Without a load (or with a load which is high enough that $$\R_S\$$ can be neglected e.g. the internal resistance of a voltmeter), the voltage across A and B nodes will be equal to $$\V_{oc}\$$, open circuit voltage.

$$V_{oc}=I_L R_S+V_L$$

$$\I_L\$$ and $$\V_L\$$ can be measured easily. But if $$\R_S\$$ is an unknown then no, the open circuit voltage can't be measured without disconnecting the load. Plus, even if $$\R_S\$$ is known, it won't stay constant as it changes with temperature and, for some types and chemicals, increases as the battery discharges. So the battery "must" stay at the same conditions when loaded.

If the load current is so low that the drop across the internal resistance can be neglected and the battery temperature don't rise then the voltage across the load can be assumed as the open circuit voltage.

• This is the "simple model." Often it may be good enough. But it is definitely not an accurate model and does not explain voltage recovery that can easily be observed on any battery over a period of minutes after removing a load. Sep 8 at 7:16
• @mkeith true. None of the battery models represent chemistry- and technology-related properties, or dynamic behaviour. Often some designers assume the Rs as a fixed resistor but it's a combination of fixed resistors, thermistor(s) and some other types of resistors. For the sake of simplicity in the answer, I didn't take lots of details into account. Thanks for your comment. Sep 8 at 10:52
• Some functional battery models are designed to mimic battery behavior very accurately for monitoring state of charge. But they are generally more complex models. You can see the links in the comment section. I do not know if these models are used by battery fuel gauges and such. But it seems possible that they might be. Sep 9 at 4:26

Yes, it is possible to measure the unloaded voltage output of a battery while that battery is supplying a load, IF one can accurately model the battery as having an internal resistance, and the load as being a resistance as well.
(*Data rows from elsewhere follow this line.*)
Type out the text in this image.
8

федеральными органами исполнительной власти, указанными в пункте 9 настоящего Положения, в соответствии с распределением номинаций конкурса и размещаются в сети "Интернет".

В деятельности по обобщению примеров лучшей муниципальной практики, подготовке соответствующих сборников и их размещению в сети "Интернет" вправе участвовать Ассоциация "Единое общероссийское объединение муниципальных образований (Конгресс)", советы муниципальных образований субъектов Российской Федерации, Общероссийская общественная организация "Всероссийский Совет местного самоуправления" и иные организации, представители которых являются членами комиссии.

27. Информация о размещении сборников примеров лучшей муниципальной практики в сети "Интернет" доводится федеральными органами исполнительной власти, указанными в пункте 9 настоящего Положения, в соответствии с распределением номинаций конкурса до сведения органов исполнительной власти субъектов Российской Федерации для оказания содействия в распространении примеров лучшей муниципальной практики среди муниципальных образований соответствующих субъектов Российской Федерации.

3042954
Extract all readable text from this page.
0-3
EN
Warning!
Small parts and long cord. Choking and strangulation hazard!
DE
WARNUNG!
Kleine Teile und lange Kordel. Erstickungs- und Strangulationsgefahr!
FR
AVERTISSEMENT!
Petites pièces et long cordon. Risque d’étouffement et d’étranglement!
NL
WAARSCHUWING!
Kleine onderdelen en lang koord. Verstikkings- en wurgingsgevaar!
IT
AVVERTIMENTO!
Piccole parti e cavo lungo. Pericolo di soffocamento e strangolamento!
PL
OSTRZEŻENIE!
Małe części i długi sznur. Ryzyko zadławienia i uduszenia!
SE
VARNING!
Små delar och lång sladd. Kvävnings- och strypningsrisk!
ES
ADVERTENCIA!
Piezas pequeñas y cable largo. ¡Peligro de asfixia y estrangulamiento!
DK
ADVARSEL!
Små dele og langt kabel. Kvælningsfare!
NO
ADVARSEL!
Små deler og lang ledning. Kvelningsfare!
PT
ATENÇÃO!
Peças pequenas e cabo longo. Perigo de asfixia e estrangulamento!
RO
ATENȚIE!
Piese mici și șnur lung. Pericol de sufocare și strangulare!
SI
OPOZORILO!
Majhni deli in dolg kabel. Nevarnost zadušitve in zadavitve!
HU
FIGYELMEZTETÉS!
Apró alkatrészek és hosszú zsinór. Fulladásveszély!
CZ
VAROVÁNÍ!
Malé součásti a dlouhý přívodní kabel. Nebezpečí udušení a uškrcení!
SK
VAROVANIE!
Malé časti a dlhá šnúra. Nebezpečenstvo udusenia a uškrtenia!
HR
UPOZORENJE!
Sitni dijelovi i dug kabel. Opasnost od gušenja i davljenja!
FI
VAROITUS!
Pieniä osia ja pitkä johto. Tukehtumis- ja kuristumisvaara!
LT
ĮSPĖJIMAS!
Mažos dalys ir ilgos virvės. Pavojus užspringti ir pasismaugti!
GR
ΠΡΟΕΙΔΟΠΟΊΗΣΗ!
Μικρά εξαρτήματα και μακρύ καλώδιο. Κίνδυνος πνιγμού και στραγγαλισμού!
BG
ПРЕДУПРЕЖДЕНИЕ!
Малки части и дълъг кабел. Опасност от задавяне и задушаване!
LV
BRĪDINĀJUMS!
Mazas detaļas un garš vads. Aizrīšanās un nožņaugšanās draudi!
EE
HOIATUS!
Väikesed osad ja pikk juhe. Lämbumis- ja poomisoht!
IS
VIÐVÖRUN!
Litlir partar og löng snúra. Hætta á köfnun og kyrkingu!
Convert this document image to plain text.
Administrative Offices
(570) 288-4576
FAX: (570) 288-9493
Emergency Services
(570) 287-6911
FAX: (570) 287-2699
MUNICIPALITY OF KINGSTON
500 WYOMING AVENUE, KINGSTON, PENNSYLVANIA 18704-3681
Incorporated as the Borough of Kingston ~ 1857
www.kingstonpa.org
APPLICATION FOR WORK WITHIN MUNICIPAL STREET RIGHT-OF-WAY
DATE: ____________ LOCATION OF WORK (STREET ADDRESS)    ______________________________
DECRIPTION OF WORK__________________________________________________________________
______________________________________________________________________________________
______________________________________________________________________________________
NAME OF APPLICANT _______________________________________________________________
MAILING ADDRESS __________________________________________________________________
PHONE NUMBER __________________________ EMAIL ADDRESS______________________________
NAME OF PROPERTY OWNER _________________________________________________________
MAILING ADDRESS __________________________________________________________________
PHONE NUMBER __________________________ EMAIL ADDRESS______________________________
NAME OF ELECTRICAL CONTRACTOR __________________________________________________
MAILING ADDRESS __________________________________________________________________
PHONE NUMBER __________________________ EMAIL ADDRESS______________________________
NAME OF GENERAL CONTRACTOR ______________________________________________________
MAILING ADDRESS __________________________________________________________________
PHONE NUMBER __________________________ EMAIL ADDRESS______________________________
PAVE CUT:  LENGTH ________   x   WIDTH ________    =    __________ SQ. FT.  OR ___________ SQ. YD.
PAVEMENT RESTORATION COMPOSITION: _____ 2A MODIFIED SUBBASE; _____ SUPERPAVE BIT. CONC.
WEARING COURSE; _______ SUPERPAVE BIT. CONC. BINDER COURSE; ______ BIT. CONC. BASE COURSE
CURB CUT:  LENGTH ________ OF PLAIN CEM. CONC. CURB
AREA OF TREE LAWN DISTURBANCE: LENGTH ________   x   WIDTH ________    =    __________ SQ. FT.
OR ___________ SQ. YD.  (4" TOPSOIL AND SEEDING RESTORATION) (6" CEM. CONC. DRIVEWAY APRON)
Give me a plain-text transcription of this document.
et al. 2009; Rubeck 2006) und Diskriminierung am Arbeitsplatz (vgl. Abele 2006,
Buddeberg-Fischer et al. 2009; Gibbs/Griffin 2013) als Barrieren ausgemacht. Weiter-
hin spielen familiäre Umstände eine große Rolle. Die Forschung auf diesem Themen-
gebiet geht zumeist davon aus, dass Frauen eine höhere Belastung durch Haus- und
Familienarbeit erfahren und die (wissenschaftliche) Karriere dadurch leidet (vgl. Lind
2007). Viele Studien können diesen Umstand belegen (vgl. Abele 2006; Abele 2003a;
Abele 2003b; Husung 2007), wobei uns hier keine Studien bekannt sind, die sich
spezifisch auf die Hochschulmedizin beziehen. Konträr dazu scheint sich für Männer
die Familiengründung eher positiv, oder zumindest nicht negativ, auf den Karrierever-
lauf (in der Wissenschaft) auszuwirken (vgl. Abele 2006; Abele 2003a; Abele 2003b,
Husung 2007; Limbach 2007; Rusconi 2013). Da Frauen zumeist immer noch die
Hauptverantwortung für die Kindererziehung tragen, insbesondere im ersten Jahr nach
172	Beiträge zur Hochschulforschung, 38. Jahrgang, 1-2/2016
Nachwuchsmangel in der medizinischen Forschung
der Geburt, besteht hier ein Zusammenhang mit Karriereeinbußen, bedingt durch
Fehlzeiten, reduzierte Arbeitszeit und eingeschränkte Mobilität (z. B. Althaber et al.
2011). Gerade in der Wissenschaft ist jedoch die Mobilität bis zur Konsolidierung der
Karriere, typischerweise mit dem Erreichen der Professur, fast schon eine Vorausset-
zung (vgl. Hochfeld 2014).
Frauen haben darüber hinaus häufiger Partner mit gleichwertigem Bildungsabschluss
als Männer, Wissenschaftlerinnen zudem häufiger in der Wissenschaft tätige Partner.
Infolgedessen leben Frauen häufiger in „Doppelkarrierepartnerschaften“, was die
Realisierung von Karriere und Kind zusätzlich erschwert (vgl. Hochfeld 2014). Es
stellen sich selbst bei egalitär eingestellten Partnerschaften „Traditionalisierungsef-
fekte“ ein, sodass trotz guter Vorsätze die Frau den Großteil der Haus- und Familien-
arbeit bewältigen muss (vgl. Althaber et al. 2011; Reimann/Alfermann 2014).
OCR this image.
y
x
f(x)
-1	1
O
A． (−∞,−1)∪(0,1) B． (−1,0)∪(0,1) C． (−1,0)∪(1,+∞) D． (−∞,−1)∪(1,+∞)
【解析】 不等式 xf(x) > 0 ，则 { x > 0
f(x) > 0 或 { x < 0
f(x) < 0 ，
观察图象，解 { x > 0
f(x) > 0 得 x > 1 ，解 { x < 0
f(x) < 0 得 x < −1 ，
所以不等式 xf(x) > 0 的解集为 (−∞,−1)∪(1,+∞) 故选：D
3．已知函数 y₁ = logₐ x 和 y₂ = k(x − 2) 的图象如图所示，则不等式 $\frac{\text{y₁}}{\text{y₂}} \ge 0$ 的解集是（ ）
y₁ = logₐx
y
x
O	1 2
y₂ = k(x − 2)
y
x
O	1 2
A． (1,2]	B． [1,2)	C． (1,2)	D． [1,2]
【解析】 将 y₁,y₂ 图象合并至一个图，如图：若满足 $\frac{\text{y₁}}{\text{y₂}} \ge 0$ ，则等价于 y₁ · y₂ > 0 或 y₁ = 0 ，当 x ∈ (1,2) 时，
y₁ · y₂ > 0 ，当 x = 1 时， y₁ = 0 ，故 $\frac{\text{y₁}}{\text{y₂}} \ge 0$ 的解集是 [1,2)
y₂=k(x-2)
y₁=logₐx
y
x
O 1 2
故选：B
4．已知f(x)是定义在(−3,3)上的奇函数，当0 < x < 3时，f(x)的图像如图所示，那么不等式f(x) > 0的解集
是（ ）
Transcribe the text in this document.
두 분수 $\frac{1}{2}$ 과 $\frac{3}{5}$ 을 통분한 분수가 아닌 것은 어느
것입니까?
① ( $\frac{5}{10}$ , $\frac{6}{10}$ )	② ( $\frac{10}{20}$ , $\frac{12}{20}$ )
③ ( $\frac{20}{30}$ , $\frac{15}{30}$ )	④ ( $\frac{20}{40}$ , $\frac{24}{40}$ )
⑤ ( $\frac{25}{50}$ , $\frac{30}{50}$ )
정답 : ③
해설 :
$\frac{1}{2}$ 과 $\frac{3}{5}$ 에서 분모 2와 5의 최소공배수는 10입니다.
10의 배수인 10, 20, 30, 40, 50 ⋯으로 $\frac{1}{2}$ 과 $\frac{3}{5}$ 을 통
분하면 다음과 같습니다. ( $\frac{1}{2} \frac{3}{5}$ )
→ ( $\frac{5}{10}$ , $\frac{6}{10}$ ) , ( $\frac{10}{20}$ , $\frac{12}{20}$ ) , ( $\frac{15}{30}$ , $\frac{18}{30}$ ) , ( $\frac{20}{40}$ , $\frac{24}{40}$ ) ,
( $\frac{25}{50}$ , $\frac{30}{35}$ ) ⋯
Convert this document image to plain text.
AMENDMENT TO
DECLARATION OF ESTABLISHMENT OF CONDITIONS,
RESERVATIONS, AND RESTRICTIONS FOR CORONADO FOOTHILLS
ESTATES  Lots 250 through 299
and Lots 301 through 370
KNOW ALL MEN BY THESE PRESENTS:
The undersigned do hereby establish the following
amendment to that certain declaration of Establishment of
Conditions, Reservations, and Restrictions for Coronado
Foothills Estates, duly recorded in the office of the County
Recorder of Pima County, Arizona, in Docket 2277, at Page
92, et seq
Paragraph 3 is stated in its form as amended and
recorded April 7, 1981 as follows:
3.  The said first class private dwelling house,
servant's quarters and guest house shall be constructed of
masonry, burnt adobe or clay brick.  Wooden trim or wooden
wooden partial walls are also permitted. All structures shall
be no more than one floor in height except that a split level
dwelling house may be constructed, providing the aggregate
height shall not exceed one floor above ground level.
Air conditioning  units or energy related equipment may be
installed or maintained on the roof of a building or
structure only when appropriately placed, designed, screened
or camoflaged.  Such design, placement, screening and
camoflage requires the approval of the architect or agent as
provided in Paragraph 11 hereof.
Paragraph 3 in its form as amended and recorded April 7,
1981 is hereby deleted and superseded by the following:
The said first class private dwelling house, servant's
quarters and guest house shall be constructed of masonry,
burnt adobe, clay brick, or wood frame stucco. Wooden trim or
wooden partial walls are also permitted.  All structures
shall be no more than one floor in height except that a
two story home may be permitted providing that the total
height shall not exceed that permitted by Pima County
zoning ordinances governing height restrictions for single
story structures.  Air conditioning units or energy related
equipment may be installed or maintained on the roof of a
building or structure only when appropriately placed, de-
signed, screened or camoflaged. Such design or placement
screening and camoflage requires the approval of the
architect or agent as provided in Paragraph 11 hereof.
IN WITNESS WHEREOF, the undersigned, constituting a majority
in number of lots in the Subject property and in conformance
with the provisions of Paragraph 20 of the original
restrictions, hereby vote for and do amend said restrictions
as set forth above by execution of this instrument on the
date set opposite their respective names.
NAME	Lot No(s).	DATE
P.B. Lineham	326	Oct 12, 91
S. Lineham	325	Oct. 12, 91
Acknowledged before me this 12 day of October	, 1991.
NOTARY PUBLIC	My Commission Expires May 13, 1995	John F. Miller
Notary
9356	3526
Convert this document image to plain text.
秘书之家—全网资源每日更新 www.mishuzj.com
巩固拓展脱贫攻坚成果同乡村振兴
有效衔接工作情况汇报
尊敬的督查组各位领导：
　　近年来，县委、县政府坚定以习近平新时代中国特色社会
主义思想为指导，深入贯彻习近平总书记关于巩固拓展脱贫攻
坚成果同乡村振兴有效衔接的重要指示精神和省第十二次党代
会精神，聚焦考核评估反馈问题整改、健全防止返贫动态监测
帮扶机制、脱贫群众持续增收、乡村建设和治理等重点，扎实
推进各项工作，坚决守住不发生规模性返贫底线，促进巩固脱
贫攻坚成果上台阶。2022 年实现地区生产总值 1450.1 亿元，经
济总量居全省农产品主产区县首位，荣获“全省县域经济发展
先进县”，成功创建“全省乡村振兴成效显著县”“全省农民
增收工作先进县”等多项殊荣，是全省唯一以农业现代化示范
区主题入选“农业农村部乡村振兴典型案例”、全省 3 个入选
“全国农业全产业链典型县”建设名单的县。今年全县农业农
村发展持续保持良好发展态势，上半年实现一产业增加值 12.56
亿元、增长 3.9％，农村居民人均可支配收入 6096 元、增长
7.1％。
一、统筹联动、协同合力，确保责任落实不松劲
To do this, one puts an AC exciting signal across the battery terminals. It can be small (and harmless to the load, one hopes), but an AC voltage and current measurement will tell you the parallel combination of the internal resistance, and of the load resistance, because an 'unloaded battery' has no AC voltage drop.

If you have a way to know the load resistance, such as voltage and current measurements before attaching the AC test signal, you can solve for the internal resistance and for the battery's unloaded terminal voltage, using the AC and DC measurements to give two equations and solve for those two unknowns.

Low-frequency AC is best, because stray conductances due to capacitance, or impedance due to inductance, is minimal at low frequency.